Buybacks at all companies this year are on track to reach $754 billion, not quite as high as the record $863 billion in 2007, but way above the recession low in 2009.
Last month Yahoo Finance reported that the high tech company behemoth Cisco announced that $15 billion would be authorized for company buy backs.
The Washington Post story reported that Home Depot authorized a $17 billion buyback in February; Goldman Sachs $10.8 billion in April, Pfizer $10 billion in June and Wal-Mart authorized $15 billion in June.
As an example of what a stock buyback can do for a corporate executive, The Wall Street Journal reported in May that Steve Burd, the CEO of Safeway Inc., got a $2.3 million stock award in March because there was a 61% increase in earnings per share. Safeway sales hadn't increased nor did profits per share. But with fewer shares outstanding, earnings per share increased. WSJ quoted Robin Ferracone, of pay consultant Farient Advisors as saying, "If you're a CFO or a top executive, you can determine if the EPS goes up or not based on a stock buyback,"
Do company buybacks offer executives too easy a way to boost their pay at the expense of the hard work of plowing back earnings into research and development and investment in employee training and product development? The Washington Post article quotes Ben Inker, co-head of asset management GMO investment management firm, “Corporate profits are very high, but corporations are not expecting a huge burst of growth. So they're finding ways of getting money back to shareholders."
Why invest if you are not expecting growth of sales? This doesn't bode well for the economy in 2014. Buybacks are out pacing investment.
AT&T, spent $11.1 billion this year buying back shares, while spending only $1.3 billion on research and development last year. Pfizer's original $10 billion buyback program increased to $11.5 billion. It only spent $7.9 billion in research last year.

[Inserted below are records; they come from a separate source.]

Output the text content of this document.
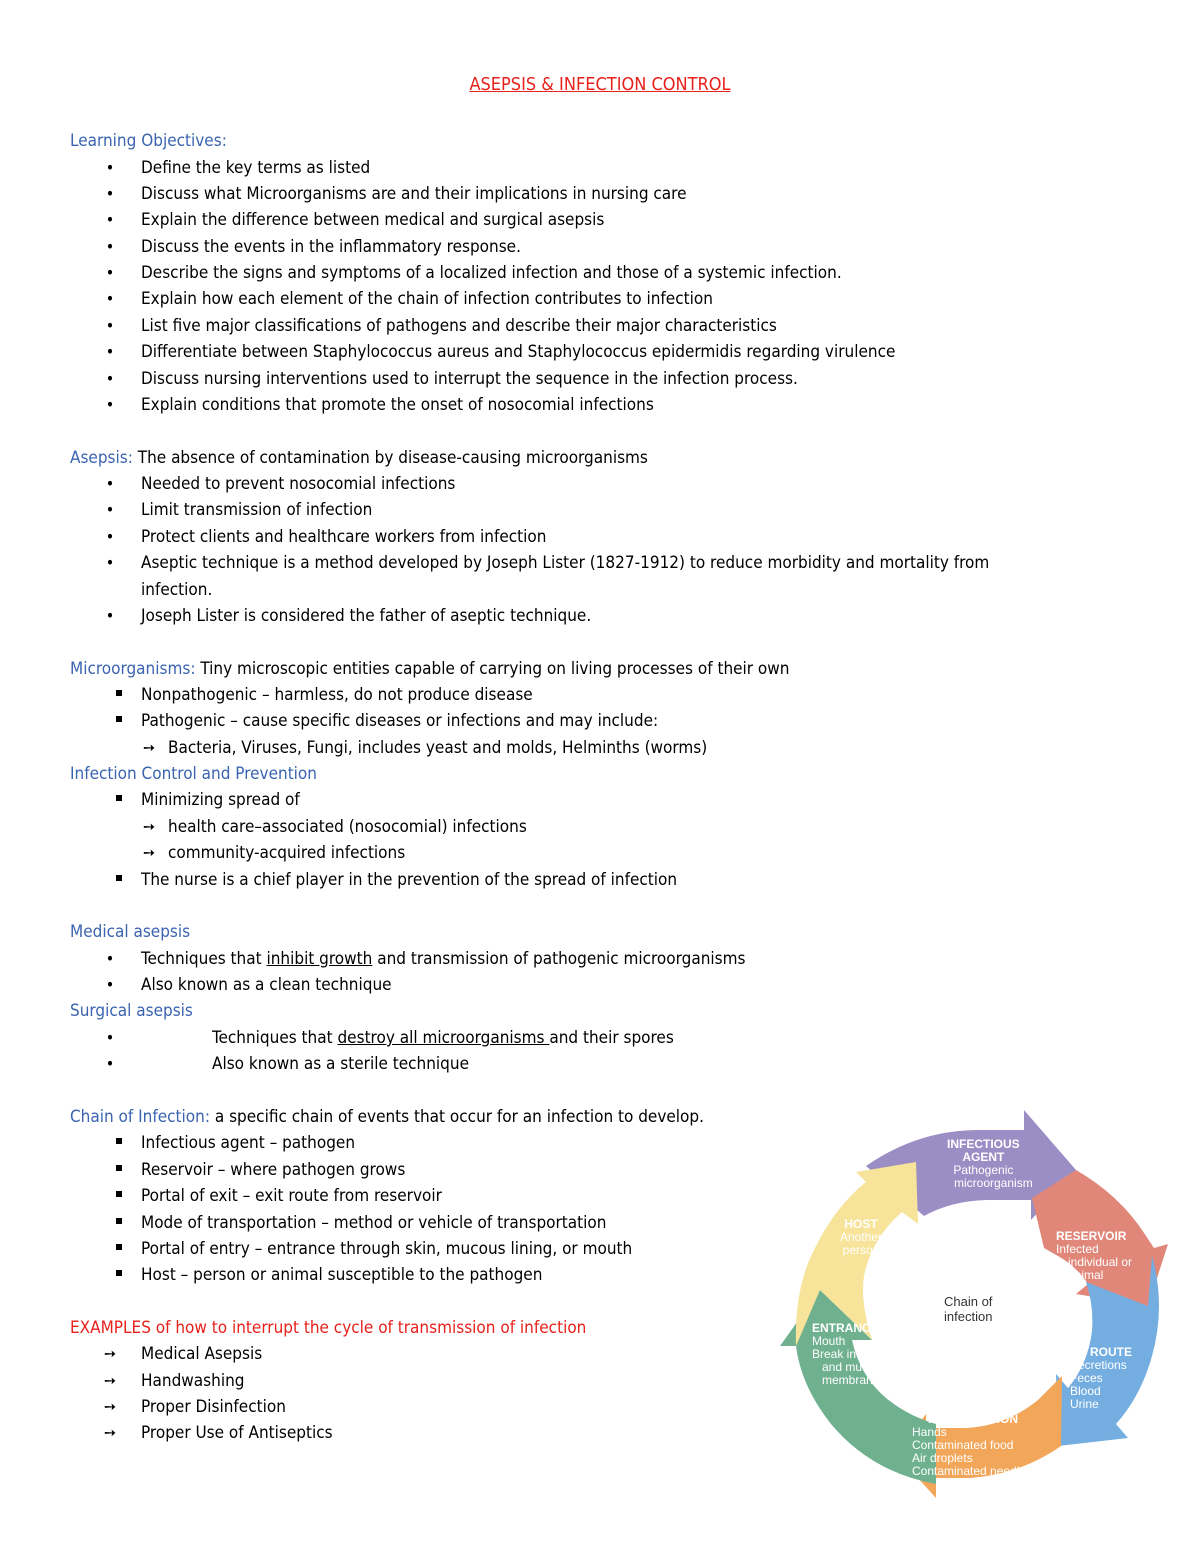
ASEPSIS & INFECTION CONTROL
Learning Objectives:
• Define the key terms as listed
• Discuss what Microorganisms are and their implications in nursing care
• Explain the difference between medical and surgical asepsis
• Discuss the events in the inflammatory response.
• Describe the signs and symptoms of a localized infection and those of a systemic infection.
• Explain how each element of the chain of infection contributes to infection
• List five major classifications of pathogens and describe their major characteristics
• Differentiate between Staphylococcus aureus and Staphylococcus epidermidis regarding virulence
• Discuss nursing interventions used to interrupt the sequence in the infection process.
• Explain conditions that promote the onset of nosocomial infections
Asepsis: The absence of contamination by disease-causing microorganisms
• Needed to prevent nosocomial infections
• Limit transmission of infection
• Protect clients and healthcare workers from infection
• Aseptic technique is a method developed by Joseph Lister (1827-1912) to reduce morbidity and mortality from
infection.
• Joseph Lister is considered the father of aseptic technique.
Microorganisms: Tiny microscopic entities capable of carrying on living processes of their own
Nonpathogenic – harmless, do not produce disease
Pathogenic – cause specific diseases or infections and may include:
➙ Bacteria, Viruses, Fungi, includes yeast and molds, Helminths (worms)
Infection Control and Prevention
Minimizing spread of
➙ health care–associated (nosocomial) infections
➙ community-acquired infections
The nurse is a chief player in the prevention of the spread of infection
Medical asepsis
• Techniques that inhibit growth and transmission of pathogenic microorganisms
• Also known as a clean technique
Surgical asepsis
•	Techniques that destroy all microorganisms and their spores
•	Also known as a sterile technique
Chain of Infection: a specific chain of events that occur for an infection to develop.
Infectious agent – pathogen
Reservoir – where pathogen grows
Portal of exit – exit route from reservoir
Mode of transportation – method or vehicle of transportation
Portal of entry – entrance through skin, mucous lining, or mouth
Host – person or animal susceptible to the pathogen
EXAMPLES of how to interrupt the cycle of transmission of infection
➙ Medical Asepsis
➙ Handwashing
➙ Proper Disinfection
➙ Proper Use of Antiseptics
INFECTIOUS
AGENT
Pathogenic
microorganism
RESERVOIR
Infected
individual or
animal
EXIT ROUTE
Secretions
Feces
Blood
Urine
METHOD OF
TRANSMISSION
Hands
Contaminated food
Air droplets
Contaminated needle
ENTRANCE
Mouth
Break in skin
and mucous
membrane
HOST
Another
person
Chain of
infection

Something seems not right with executive pay being tied to a measure so easily manipulated by CEOs and their boards. As reported in the WP story, Keith Johnson, former legal counsel to Wisconsin’s public pension fund said, “It’s just a really bad way to run an economy. It perverts the allocation of capital.” And Roger Martin, former dean of the Rotman School of Management at the University of Toronto, “In football, they have this absolute rule, which is if you’re ever caught betting on football if you’re a player or manager, you get punted out for life,” Martin said. “In the world of business, it’s a different rule.”